Als äußerst wertvoll bezeichnete er das Wirken der Sicherheitsdienste vor Ort. Deren Anwesenheit ist ab einer Kapazität von 50 Personen Standard, sagte Pössinger. So auch in Schongau und rund um die Uhr. Gebe es Anlass zu Ärger, sei er selbst gut erreichbar; daneben gibt es eine telefonische Rufbereitschaft.
„Die Leute kommen, egal ob wir wollen oder nicht“, verwies Pössinger darauf, dass sich die große Politik im Kleinen nicht verändern lasse. „Derzeit sind es zwei Busse pro Monat, zuletzt waren es drei.“ Dem Landratsamt obliege lediglich die Ausgestaltung vor Ort. Pössinger appellierte, den neuen Nachbarn nicht mit Ablehnung zu begegnen. Große Hilfe für ein gelingendes Miteinander sieht er bei den Helferkreisen, für die er um Mitwirkung bat.
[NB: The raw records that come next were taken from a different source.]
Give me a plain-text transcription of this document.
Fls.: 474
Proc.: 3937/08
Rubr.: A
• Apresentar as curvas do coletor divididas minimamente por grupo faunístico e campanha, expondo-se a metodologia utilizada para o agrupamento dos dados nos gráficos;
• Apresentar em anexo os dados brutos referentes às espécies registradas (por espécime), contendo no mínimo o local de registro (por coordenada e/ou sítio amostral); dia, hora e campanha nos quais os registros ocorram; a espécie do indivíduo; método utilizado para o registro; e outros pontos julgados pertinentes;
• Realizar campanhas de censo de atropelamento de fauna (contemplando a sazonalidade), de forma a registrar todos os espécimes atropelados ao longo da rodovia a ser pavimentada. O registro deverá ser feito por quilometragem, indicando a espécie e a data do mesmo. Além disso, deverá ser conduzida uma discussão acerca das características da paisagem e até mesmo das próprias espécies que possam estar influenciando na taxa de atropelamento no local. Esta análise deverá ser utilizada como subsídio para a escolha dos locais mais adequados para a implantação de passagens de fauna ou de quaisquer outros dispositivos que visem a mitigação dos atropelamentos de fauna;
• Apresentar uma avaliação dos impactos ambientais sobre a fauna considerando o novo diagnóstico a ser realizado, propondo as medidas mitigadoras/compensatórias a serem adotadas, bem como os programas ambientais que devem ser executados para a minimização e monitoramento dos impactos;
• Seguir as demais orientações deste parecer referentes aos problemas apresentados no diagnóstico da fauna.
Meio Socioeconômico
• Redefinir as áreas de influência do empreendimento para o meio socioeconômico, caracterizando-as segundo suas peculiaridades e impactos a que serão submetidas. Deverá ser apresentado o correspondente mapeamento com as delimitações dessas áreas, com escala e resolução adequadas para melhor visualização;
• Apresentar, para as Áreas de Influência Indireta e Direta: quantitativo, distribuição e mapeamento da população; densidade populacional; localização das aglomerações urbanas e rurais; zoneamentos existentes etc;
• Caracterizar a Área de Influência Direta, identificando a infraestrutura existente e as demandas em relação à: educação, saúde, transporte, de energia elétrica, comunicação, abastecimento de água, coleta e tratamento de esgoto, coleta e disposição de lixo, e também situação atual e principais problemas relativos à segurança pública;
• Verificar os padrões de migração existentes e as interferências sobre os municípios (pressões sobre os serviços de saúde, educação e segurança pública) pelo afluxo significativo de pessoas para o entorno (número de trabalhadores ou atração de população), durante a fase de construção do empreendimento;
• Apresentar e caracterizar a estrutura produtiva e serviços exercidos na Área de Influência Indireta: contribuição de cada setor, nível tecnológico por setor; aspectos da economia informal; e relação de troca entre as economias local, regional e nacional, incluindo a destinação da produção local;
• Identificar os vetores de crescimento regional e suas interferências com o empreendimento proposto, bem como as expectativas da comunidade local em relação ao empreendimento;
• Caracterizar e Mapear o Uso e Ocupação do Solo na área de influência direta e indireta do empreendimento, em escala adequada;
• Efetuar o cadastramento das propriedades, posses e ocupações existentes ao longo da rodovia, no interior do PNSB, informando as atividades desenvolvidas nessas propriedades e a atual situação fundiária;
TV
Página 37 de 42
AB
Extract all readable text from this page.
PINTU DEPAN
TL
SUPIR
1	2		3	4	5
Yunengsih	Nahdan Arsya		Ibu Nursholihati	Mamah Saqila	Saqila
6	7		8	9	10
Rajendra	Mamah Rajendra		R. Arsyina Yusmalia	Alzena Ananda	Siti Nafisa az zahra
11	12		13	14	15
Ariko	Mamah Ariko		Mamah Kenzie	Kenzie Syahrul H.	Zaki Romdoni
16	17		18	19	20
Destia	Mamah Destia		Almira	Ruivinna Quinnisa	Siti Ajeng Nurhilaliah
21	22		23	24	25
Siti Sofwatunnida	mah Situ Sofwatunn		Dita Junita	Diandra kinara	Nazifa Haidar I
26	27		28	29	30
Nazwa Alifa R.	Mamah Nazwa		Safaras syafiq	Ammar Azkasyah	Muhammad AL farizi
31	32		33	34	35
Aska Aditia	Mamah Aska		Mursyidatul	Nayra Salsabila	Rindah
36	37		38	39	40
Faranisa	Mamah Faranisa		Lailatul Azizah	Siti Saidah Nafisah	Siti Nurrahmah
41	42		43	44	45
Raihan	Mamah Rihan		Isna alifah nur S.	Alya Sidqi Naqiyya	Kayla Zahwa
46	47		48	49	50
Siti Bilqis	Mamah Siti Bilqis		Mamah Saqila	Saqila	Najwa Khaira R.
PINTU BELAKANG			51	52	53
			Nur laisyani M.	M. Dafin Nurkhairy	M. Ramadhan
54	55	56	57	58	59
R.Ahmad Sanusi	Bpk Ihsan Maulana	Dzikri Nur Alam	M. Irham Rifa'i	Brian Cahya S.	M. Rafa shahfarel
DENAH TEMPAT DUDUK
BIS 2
„Das Konzept ist super, wir brauchen diese Leute in der Pflege und Kinderbetreuung“, meldete sich eine Anwohnerin zu Wort. Mit höflichen und fleißigen Menschen habe sie ihre Erfahrungen gemacht, schilderte eine andere.
„Mir fällt ein Stein vom Herzen, dass es hier heute so sachlich zuging“, fasste Bürgermeister Sluyterman zusammen.